Sheep had barely opened and closed the door, when he flung something inside the room. In it rolling our way, we saw gravity wrestle with cohesion and we saw it coming to a halt near our feet. It looked like square balls of fiery hot coal. It almost burnt our feet. ‘Here’, he said. ‘I don’t want it. I know it’s mine, but it’s totally uncontrollable. Besides,’ he said, ‘it can’t tell time, what am I supposed to do with it then, since I can’t escape time! It’s like continuously having to adjust my pace to a non-year old. It doesn’t age! And at the same time, as I age, it grows bigger! Here! I don’t want it!’

You can’t just make something that is yours not yours, the same way you can’t divorce your own voice. But we knew there probably would be a wiser way to say that. ‘Where did you find it?’ we asked.

Sheep shivered and moved closer to our feet. Not sure if he wanted to sit closer to us, or to the heat. In any case, his face was glowing. ‘I read about it in a book,’ he said. ‘If I hadn’t, I would have never noticed it, and it would have never bothered me.’

We wondered what sheep would do with his rounded squares. He hadn’t answered our question either. Where did he find it?

‘Apparently it’s an eternal and heavenly gift’, sheep grumbled, rolling his eyes. He dared not stamp on the floor, afraid that the hot coals would roll his way again. But angry he was. ‘Apparently it’s something like a boundary, the same as skin can be. But this thing seems to have a life of its own, I can’t control it!’

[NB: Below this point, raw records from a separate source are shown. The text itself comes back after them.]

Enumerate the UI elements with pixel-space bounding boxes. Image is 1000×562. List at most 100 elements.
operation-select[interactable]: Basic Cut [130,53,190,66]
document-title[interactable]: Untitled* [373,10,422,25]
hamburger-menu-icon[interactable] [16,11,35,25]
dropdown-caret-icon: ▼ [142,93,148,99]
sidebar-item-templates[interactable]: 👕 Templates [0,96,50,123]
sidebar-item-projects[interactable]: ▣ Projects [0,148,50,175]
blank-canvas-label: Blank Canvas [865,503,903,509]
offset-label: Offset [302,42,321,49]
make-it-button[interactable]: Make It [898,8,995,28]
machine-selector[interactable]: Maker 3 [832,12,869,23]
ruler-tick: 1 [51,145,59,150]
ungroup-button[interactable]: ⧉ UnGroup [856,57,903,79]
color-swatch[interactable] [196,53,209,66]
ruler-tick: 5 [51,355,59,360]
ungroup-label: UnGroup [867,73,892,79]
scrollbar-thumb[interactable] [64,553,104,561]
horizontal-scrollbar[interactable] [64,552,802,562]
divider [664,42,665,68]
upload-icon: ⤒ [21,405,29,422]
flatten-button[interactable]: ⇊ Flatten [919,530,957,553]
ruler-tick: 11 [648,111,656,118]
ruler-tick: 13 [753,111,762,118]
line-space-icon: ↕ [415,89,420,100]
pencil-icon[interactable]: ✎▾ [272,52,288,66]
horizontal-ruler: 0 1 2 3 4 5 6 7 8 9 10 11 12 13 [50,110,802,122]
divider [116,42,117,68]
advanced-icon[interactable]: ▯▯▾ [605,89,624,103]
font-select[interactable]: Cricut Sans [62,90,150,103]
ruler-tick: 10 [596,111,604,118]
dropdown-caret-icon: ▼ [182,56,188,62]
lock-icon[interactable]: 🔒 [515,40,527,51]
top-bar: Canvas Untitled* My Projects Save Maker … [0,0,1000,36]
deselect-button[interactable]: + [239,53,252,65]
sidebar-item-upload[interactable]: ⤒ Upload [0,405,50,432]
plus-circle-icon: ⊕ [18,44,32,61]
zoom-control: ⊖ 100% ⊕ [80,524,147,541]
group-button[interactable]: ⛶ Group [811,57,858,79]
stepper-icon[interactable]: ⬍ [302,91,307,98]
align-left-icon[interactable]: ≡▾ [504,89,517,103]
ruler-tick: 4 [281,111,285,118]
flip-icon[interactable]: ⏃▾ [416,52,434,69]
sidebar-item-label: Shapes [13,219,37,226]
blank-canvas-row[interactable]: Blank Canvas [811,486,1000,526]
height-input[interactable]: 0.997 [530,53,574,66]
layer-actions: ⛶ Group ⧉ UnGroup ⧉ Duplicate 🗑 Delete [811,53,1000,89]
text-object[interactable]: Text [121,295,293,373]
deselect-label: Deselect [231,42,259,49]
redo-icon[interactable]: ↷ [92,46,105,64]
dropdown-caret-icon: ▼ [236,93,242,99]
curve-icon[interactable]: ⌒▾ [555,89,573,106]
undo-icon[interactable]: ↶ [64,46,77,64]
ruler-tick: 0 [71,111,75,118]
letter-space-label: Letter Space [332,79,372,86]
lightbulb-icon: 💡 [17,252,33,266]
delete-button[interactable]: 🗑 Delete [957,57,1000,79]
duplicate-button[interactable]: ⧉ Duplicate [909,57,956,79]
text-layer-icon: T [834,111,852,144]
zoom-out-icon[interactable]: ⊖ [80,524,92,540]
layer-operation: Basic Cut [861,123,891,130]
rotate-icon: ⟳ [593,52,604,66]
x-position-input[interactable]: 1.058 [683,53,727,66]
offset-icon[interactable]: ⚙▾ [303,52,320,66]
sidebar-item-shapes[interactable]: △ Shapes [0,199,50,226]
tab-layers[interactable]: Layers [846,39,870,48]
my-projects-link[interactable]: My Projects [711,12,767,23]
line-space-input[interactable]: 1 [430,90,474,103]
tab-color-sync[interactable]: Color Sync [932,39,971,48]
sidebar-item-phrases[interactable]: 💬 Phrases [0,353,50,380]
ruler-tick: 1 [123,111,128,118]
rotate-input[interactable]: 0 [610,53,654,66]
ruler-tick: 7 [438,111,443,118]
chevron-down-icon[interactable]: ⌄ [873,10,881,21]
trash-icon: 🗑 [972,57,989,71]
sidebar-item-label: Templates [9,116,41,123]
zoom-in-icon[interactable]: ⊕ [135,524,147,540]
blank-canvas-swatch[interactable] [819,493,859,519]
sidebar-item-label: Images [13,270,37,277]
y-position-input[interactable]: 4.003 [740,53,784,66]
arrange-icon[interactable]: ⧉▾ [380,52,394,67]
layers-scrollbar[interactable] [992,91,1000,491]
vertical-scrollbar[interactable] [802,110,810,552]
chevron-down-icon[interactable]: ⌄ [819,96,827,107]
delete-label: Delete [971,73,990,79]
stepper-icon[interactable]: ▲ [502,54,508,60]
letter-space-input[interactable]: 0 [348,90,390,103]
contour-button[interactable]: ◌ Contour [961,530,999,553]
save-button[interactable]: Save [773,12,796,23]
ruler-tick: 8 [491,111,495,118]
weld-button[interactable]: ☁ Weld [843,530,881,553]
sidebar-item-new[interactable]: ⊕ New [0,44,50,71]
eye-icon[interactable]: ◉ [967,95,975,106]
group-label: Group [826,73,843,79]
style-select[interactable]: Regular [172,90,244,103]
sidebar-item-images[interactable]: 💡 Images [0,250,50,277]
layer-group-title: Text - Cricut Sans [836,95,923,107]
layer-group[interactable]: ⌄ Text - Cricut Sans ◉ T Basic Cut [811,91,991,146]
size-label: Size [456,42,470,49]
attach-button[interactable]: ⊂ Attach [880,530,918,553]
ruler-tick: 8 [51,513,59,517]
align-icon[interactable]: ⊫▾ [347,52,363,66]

We looked at the coals at our feet. They didn’t seem to be minding nosheeps business, doing no harm, and the more they lay at our feet, the cooler they got. Their color was gradually changing rom glowing orange to grey-ish. It resembled charcoal. ‘I think I see what’s the problem’, we said. ‘You can use a gift in two ways, the right way and the wrong way, the same you can use your hands to hurt or to hug. The fact that you’re hurting, tells me that you used the gift the wrong way.’

‘No, I hurt because those sheepin’ balls got so hot,’ sheep said.

‘Those eh “sheepin’ balls” as you call ’em, are a part of you, so if they fire up, you fire up. See that they’re cooled off now, now that they’re at my feet?’

Sheep looked at us, then at his feet, then at ours, then at the rounded cubes. He suddenly remembered being born and receiving this gift. He was silent for a while. He thought why he never received a mähnual for it. Then he was sad for a while, thinking about how there had been a manual, but the sheep reading it spoke a different language. Some of them had misunderstood their gift and manual as well. Sheep felt tears welling up. Our heart went out to him; if he’d cried sooner, we thought, he would have cooled off his own sheepin’ balls himself. ‘Why did it have to come so far’, he asked.

‘So close you mean?’

‘Close to what?’ sheep asked.

‘Close to Me.’

‘Huh?’

‘I am the one who gave you this gift. It’s called anger and it’s a boundary. See how now that it’s cooled off, this charchoal can be used as a pen? If you let it write, it tells you and the other person what’s really going on. Sometimes it communicates to somesheep else, sometimes to yourself. But if you don’t use it, anger cannot release its energy and then all the energy gets stored up inside, making it as hot as you felt when you first barged in. And you are right: anger doesn’t tell time, it always lives in the now, regardless when it was born, as should you.’

Sheep took the charcoal away from our feet. He said: ‘I am going to let it write a story, and it will start with how I had barely opened and closed the door, when I flung something inside the room.’